= Maxim Korobov =

Russian businessman (born 1957)

Maxim Leonidovich Korobov (born December 3, 1957, in Moscow) is a Russian businessman whose investments focus on the oil and gas sector. He is the controlling shareholder of SGO Sibgasoil Investments Limited, which has interests in Western Siberia.

Maxim Korobov served at various times as Chairman of the Board of Directors of Swiss company Rosco S.A.; Vice President of Eastern Oil Company (EOC) and head of EOC Trading House; President of Tomsk Oil and Gas Company; and head of the oil and gas team at Rossiisky Kredit bank. He was appointed to the Board of Directors of Petroneft Resources plc on 25 April 2016 and elected to the Board of Directors of Petrosibir AB on 29 June 2018.
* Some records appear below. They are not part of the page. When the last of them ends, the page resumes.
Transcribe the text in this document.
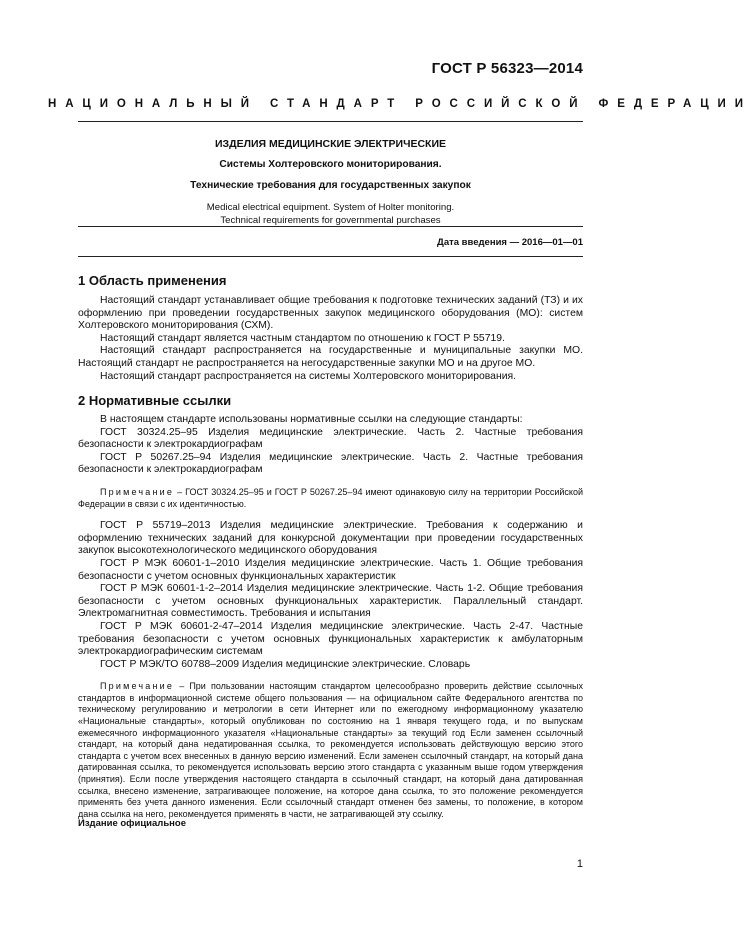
ГОСТ Р 56323—2014
НАЦИОНАЛЬНЫЙ СТАНДАРТ РОССИЙСКОЙ ФЕДЕРАЦИИ
ИЗДЕЛИЯ МЕДИЦИНСКИЕ ЭЛЕКТРИЧЕСКИЕ
Системы Холтеровского мониторирования.
Технические требования для государственных закупок
Medical electrical equipment. System of Holter monitoring.
Technical requirements for governmental purchases
Дата введения — 2016—01—01
1 Область применения

Настоящий стандарт устанавливает общие требования к подготовке технических заданий (ТЗ) и их оформлению при проведении государственных закупок медицинского оборудования (МО): систем Холтеровского мониторирования (СХМ).

Настоящий стандарт является частным стандартом по отношению к ГОСТ Р 55719.

Настоящий стандарт распространяется на государственные и муниципальные закупки МО. Настоящий стандарт не распространяется на негосударственные закупки МО и на другое МО.

Настоящий стандарт распространяется на системы Холтеровского мониторирования.

2 Нормативные ссылки

В настоящем стандарте использованы нормативные ссылки на следующие стандарты:

ГОСТ 30324.25–95 Изделия медицинские электрические. Часть 2. Частные требования безопасности к электрокардиографам

ГОСТ Р 50267.25–94 Изделия медицинские электрические. Часть 2. Частные требования безопасности к электрокардиографам

Примечание – ГОСТ 30324.25–95 и ГОСТ Р 50267.25–94 имеют одинаковую силу на территории Российской Федерации в связи с их идентичностью.

ГОСТ Р 55719–2013 Изделия медицинские электрические. Требования к содержанию и оформлению технических заданий для конкурсной документации при проведении государственных закупок высокотехнологического медицинского оборудования

ГОСТ Р МЭК 60601-1–2010 Изделия медицинские электрические. Часть 1. Общие требования безопасности с учетом основных функциональных характеристик

ГОСТ Р МЭК 60601-1-2–2014 Изделия медицинские электрические. Часть 1-2. Общие требования безопасности с учетом основных функциональных характеристик. Параллельный стандарт. Электромагнитная совместимость. Требования и испытания

ГОСТ Р МЭК 60601-2-47–2014 Изделия медицинские электрические. Часть 2-47. Частные требования безопасности с учетом основных функциональных характеристик к амбулаторным электрокардиографическим системам

ГОСТ Р МЭК/ТО 60788–2009 Изделия медицинские электрические. Словарь

Примечание – При пользовании настоящим стандартом целесообразно проверить действие ссылочных стандартов в информационной системе общего пользования — на официальном сайте Федерального агентства по техническому регулированию и метрологии в сети Интернет или по ежегодному информационному указателю «Национальные стандарты», который опубликован по состоянию на 1 января текущего года, и по выпускам ежемесячного информационного указателя «Национальные стандарты» за текущий год Если заменен ссылочный стандарт, на который дана недатированная ссылка, то рекомендуется использовать действующую версию этого стандарта с учетом всех внесенных в данную версию изменений. Если заменен ссылочный стандарт, на который дана датированная ссылка, то рекомендуется использовать версию этого стандарта с указанным выше годом утверждения (принятия). Если после утверждения настоящего стандарта в ссылочный стандарт, на который дана датированная ссылка, внесено изменение, затрагивающее положение, на которое дана ссылка, то это положение рекомендуется применять без учета данного изменения. Если ссылочный стандарт отменен без замены, то положение, в котором дана ссылка на него, рекомендуется применять в части, не затрагивающей эту ссылку.

Издание официальное
1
Korobov graduated with honours from both the Military Institute of the Defence Ministry and the Russian Presidential Academy of State Service. He was also a researcher at the Institute of Oriental Studies of the Russian Academy of Sciences and taught at the Military Institute. He holds a PhD in political science.

Maxim Korobov was elected to the Tomsk Oblast regional parliament in 1997, and served as a member of the State Duma (Russian parliament) from 1999 to 2011, as a member of the United Russia party. As a member of the Duma's Committee on Power, Transport and Communications, he authored a bill proposing to end the practice of domestic roaming, whereby Russian mobile network operators charge higher prices to users travelling outside their “home” regions.